Sutherlandia is not the only traditional treatment being studied, Folk said. Another project focuses on African wormwood, Artemisia afra, a relative of sagebrush, which is widely used by traditional healers for the treatment of conditions associated with HIV/AIDS and respiratory infections. There is evidence that it may also be useful in treating tuberculosis, Folk continued. Another project will examine the plant’s potential for preventing or treating cervical cancer.

“Nature has thousands of secrets that we have yet to discover,” Folk said. “This is a step in uncovering some of those secrets and seeing how we can help the public burdened by infectious diseases and lacking access to medical care, better understand these traditional and alternative medicines.”

Folk said the Sutherlandia study is also important because it has created a technical and regulatory template that will speed future clinical studies of traditional medicines and drug discovery. It took Folk, Johnson and colleagues two years to gain approval for the first part of the study from South Africa’s Medicines Control Council, various ethics review boards and the NIH.

Backwater remedy or solid science

While herbal medicine is seen by some Western physicians as a backwater science, there is ample evidence that some indigenous remedies can live up to unscientifically-proven claims, Folk said. He points to aspirin’s active ingredient that was extracted from the bark of a Willow tree before scientists learned how to chemically synthesize the drug. Quinine is an extract of Cinchona tree bark that has been used for centuries to treat malaria. Recently, Taxol, produced from the Pacific yew, has become an important cancer fighting drug. Digitalis, that helps regulate heart rhythms, also once was a herbal home remedy.

Sutherlandia is one of many plants used in South Africa as an indigenous medicine. Powdered Berkhya leaves are used there to soothe boils, Sarcocaulon is given to stop diarrhea and the Wild Rosemary plant is used to relieve stomach ailments.
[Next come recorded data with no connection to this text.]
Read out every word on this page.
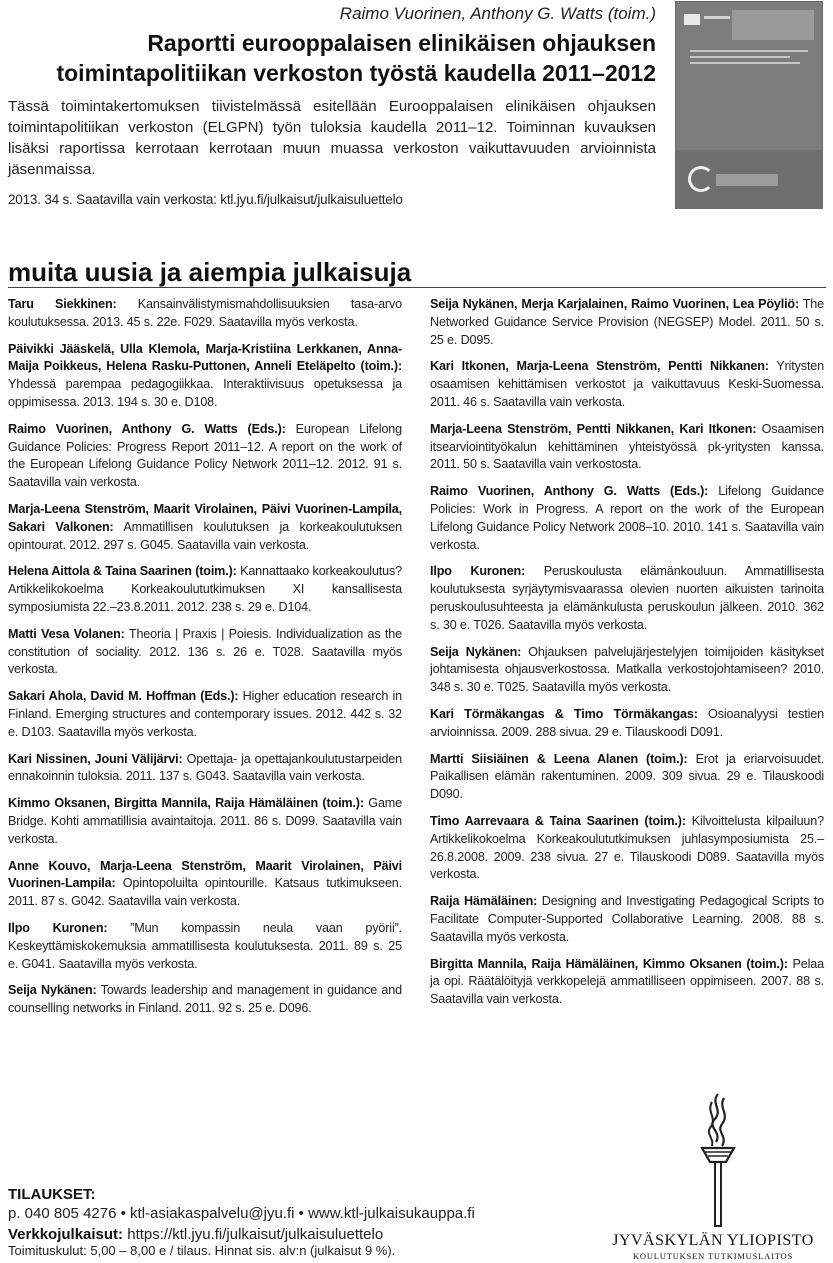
Raimo Vuorinen, Anthony G. Watts (toim.)
Raportti eurooppalaisen elinikäisen ohjauksen
toimintapolitiikan verkoston työstä kaudella 2011–2012
Tässä toimintakertomuksen tiivistelmässä esitellään Eurooppalaisen elinikäisen ohjauksen toimintapolitiikan verkoston (ELGPN) työn tuloksia kaudella 2011–12. Toiminnan kuvauksen lisäksi raportissa kerrotaan kerrotaan muun muassa verkoston vaikuttavuuden arvioinnista jäsenmaissa.
2013. 34 s. Saatavilla vain verkosta: ktl.jyu.fi/julkaisut/julkaisuluettelo
muita uusia ja aiempia julkaisuja
Taru Siekkinen: Kansainvälistymismahdollisuuksien tasa-arvo koulutuksessa. 2013. 45 s. 22e. F029. Saatavilla myös verkosta.
Päivikki Jääskelä, Ulla Klemola, Marja-Kristiina Lerkkanen, Anna-Maija Poikkeus, Helena Rasku-Puttonen, Anneli Eteläpelto (toim.): Yhdessä parempaa pedagogiikkaa. Interaktiivisuus opetuksessa ja oppimisessa. 2013. 194 s. 30 e. D108.
Raimo Vuorinen, Anthony G. Watts (Eds.): European Lifelong Guidance Policies: Progress Report 2011–12. A report on the work of the European Lifelong Guidance Policy Network 2011–12. 2012. 91 s. Saatavilla vain verkosta.
Marja-Leena Stenström, Maarit Virolainen, Päivi Vuorinen-Lampila, Sakari Valkonen: Ammatillisen koulutuksen ja korkeakoulutuksen opintourat. 2012. 297 s. G045. Saatavilla vain verkosta.
Helena Aittola & Taina Saarinen (toim.): Kannattaako korkeakoulutus? Artikkelikokoelma Korkeakoulututkimuksen XI kansallisesta symposiumista 22.–23.8.2011. 2012. 238 s. 29 e. D104.
Matti Vesa Volanen: Theoria | Praxis | Poiesis. Individualization as the constitution of sociality. 2012. 136 s. 26 e. T028. Saatavilla myös verkosta.
Sakari Ahola, David M. Hoffman (Eds.): Higher education research in Finland. Emerging structures and contemporary issues. 2012. 442 s. 32 e. D103. Saatavilla myös verkosta.
Kari Nissinen, Jouni Välijärvi: Opettaja- ja opettajankoulutustarpeiden ennakoinnin tuloksia. 2011. 137 s. G043. Saatavilla vain verkosta.
Kimmo Oksanen, Birgitta Mannila, Raija Hämäläinen (toim.): Game Bridge. Kohti ammatillisia avaintaitoja. 2011. 86 s. D099. Saatavilla vain verkosta.
Anne Kouvo, Marja-Leena Stenström, Maarit Virolainen, Päivi Vuorinen-Lampila: Opintopoluilta opintourille. Katsaus tutkimukseen. 2011. 87 s. G042. Saatavilla vain verkosta.
Ilpo Kuronen: ”Mun kompassin neula vaan pyörii”. Keskeyttämiskokemuksia ammatillisesta koulutuksesta. 2011. 89 s. 25 e. G041. Saatavilla myös verkosta.
Seija Nykänen: Towards leadership and management in guidance and counselling networks in Finland. 2011. 92 s. 25 e. D096.
Seija Nykänen, Merja Karjalainen, Raimo Vuorinen, Lea Pöyliö: The Networked Guidance Service Provision (NEGSEP) Model. 2011. 50 s. 25 e. D095.
Kari Itkonen, Marja-Leena Stenström, Pentti Nikkanen: Yritysten osaamisen kehittämisen verkostot ja vaikuttavuus Keski-Suomessa. 2011. 46 s. Saatavilla vain verkosta.
Marja-Leena Stenström, Pentti Nikkanen, Kari Itkonen: Osaamisen itsearviointityökalun kehittäminen yhteistyössä pk-yritysten kanssa. 2011. 50 s. Saatavilla vain verkostosta.
Raimo Vuorinen, Anthony G. Watts (Eds.): Lifelong Guidance Policies: Work in Progress. A report on the work of the European Lifelong Guidance Policy Network 2008–10. 2010. 141 s. Saatavilla vain verkosta.
Ilpo Kuronen: Peruskoulusta elämänkouluun. Ammatillisesta koulutuksesta syrjäytymisvaarassa olevien nuorten aikuisten tarinoita peruskoulusuhteesta ja elämänkulusta peruskoulun jälkeen. 2010. 362 s. 30 e. T026. Saatavilla myös verkosta.
Seija Nykänen: Ohjauksen palvelujärjestelyjen toimijoiden käsitykset johtamisesta ohjausverkostossa. Matkalla verkostojohtamiseen? 2010. 348 s. 30 e. T025. Saatavilla myös verkosta.
Kari Törmäkangas & Timo Törmäkangas: Osioanalyysi testien arvioinnissa. 2009. 288 sivua. 29 e. Tilauskoodi D091.
Martti Siisiäinen & Leena Alanen (toim.): Erot ja eriarvoisuudet. Paikallisen elämän rakentuminen. 2009. 309 sivua. 29 e. Tilauskoodi D090.
Timo Aarrevaara & Taina Saarinen (toim.): Kilvoittelusta kilpailuun? Artikkelikokoelma Korkeakoulututkimuksen juhlasymposiumista 25.–26.8.2008. 2009. 238 sivua. 27 e. Tilauskoodi D089. Saatavilla myös verkosta.
Raija Hämäläinen: Designing and Investigating Pedagogical Scripts to Facilitate Computer-Supported Collaborative Learning. 2008. 88 s. Saatavilla myös verkosta.
Birgitta Mannila, Raija Hämäläinen, Kimmo Oksanen (toim.): Pelaa ja opi. Räätälöityjä verkkopelejä ammatilliseen oppimiseen. 2007. 88 s. Saatavilla vain verkosta.
TILAUKSET:
p. 040 805 4276 • ktl-asiakaspalvelu@jyu.fi • www.ktl-julkaisukauppa.fi
Verkkojulkaisut: https://ktl.jyu.fi/julkaisut/julkaisuluettelo
Toimituskulut: 5,00 – 8,00 e / tilaus. Hinnat sis. alv:n (julkaisut 9 %).
JYVÄSKYLÄN YLIOPISTO
KOULUTUKSEN TUTKIMUSLAITOS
Any HIV treatment, proven or not, is of tremendous interest in South Africa where an estimated 1,000 people daily become infected with HIV and another thousand die of AIDS, Folk said. Nearly 20 percent of the adult population – 5.5 million people – is infected with the HIV virus.

A local plant for a local health epidemic

More than 33.2 million people worldwide live with the HIV/AIDS virus and more than 25 million have died from the disease since 1981, according to the World Health Organization.

While many programs continue to bring modern “Western” medicines to South Africa and other countries, traditional healers are still sought out by a startlingly large segment of the population, Folk said. South Africa has an incredibly rich array of flora with more than 30,000 species of higher plants of which some 3,000 are used for medicinal purposes.

Folk said that thousands of these are used by the public, particularly those for whom conventional medicines are unavailable. Few of these treatments have been scientifically tested. Sutherlandia has been used for generations as a remedy for stress, influenza, asthma, bronchitis and gastritis, and is now being used to treat HIV/AIDS, but without scientific evidence to determine its safety or value.

MU and the University of Western Cape have more than 20 years of bilateral exchanges, building upon the strengths each has in a wide diversity of fields.

The results of the second part of the Sutherlandia clinical should be released in about two years.